For this demo, we will use the [MIT Restaurant Corpus](https://groups.csail.mit.edu/sls/downloads/restaurant/) -- a dataset of transcriptions of spoken utterances about restaurants.

The dataset has following entity types:

* 'B-Rating'
* 'I-Rating',
* 'B-Amenity',
* 'I-Amenity',
* 'B-Location',
* 'I-Location',
* 'B-Restaurant_Name',
* 'I-Restaurant_Name',
* 'B-Price',
* 'B-Hours',
* 'I-Hours',
* 'B-Dish',
* 'I-Dish',
* 'B-Cuisine',
* 'I-Price',
* 'I-Cuisine'

Let us load the dataset and see what are we working with.

In [292]:
with open('../data/sent_train', 'r') as train_sent_file:
  train_sentences = train_sent_file.readlines()
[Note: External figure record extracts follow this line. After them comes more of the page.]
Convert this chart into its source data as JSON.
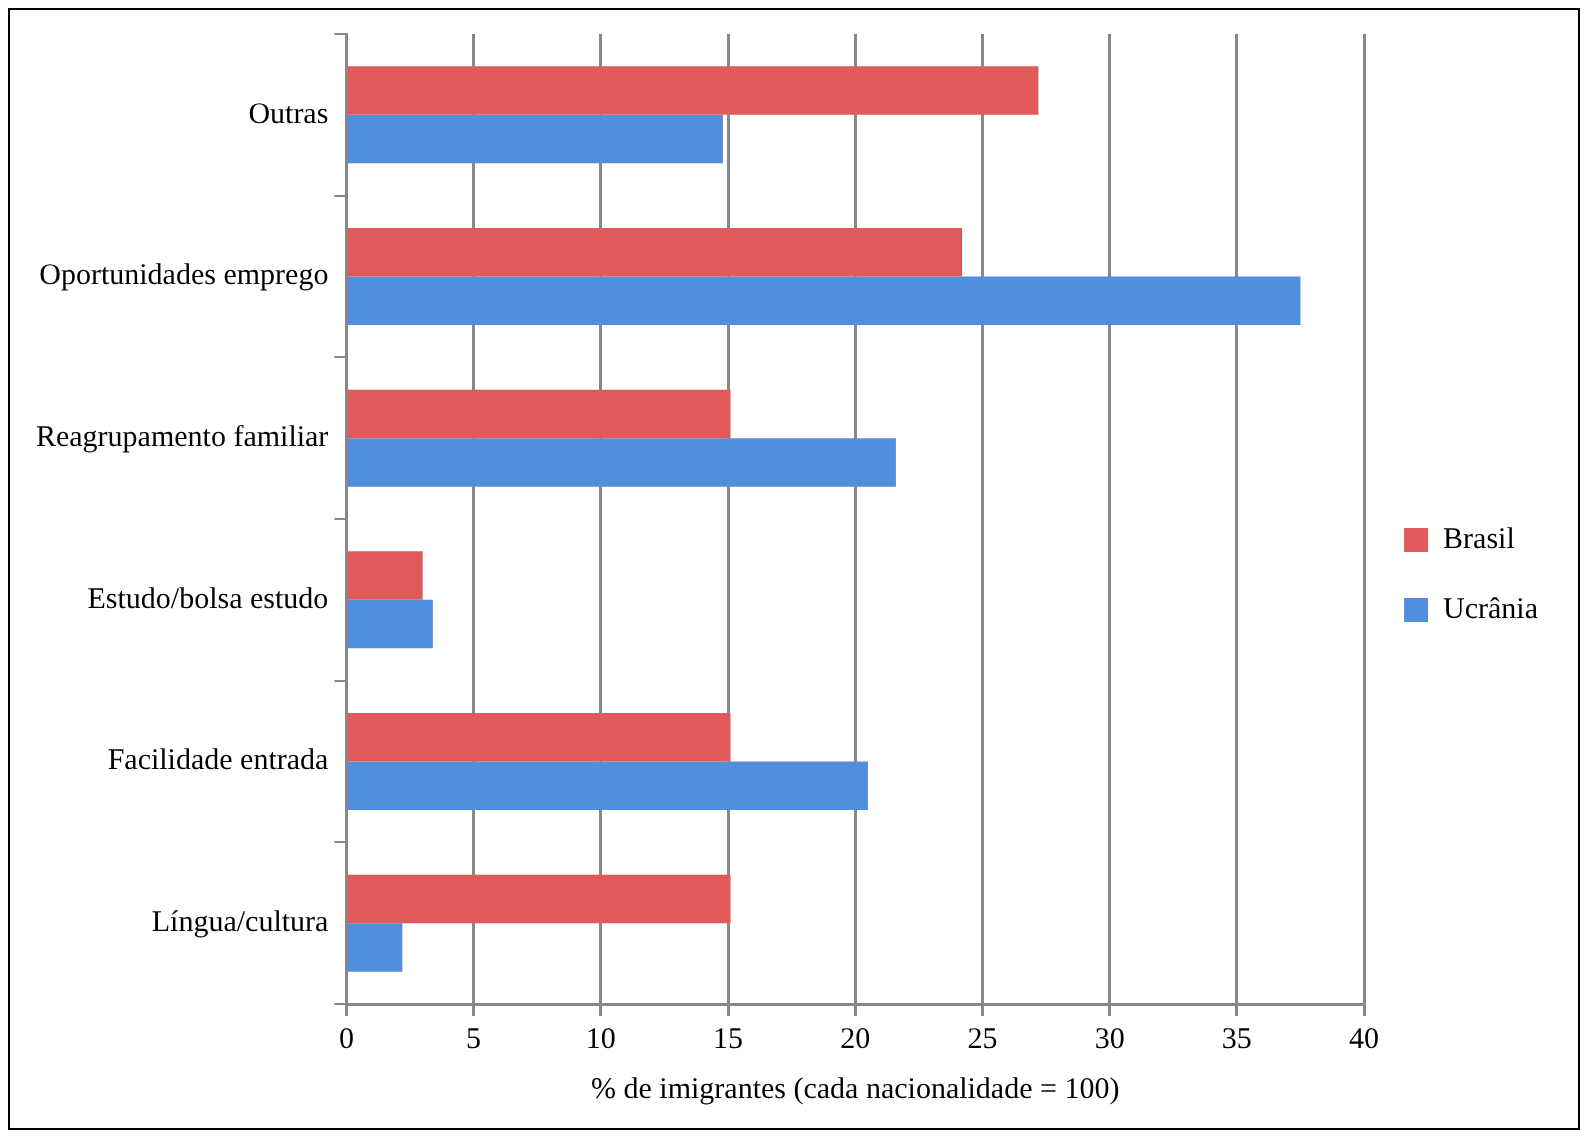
{
  "chart_data": {
    "type": "bar",
    "orientation": "horizontal",
    "xlabel": "% de imigrantes (cada nacionalidade = 100)",
    "categories": [
      "Outras",
      "Oportunidades emprego",
      "Reagrupamento familiar",
      "Estudo/bolsa estudo",
      "Facilidade entrada",
      "Língua/cultura"
    ],
    "series": [
      {
        "name": "Brasil",
        "color": "#e05a5a",
        "values": [
          27.2,
          24.2,
          15.1,
          3.0,
          15.1,
          15.1
        ]
      },
      {
        "name": "Ucrânia",
        "color": "#4f8fdc",
        "values": [
          14.8,
          37.5,
          21.6,
          3.4,
          20.5,
          2.2
        ]
      }
    ],
    "xlim": [
      0,
      40
    ],
    "xticks": [
      0,
      5,
      10,
      15,
      20,
      25,
      30,
      35,
      40
    ],
    "grid": "x",
    "legend": "right"
  }
}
with open('../data/label_train', 'r') as train_labels_file:
  train_labels = train_labels_file.readlines()

with open('../data/sent_test', 'r') as test_sent_file:
  test_sentences = test_sent_file.readlines()

with open('../data/label_test', 'r') as test_labels_file:
  test_labels = test_labels_file.readlines()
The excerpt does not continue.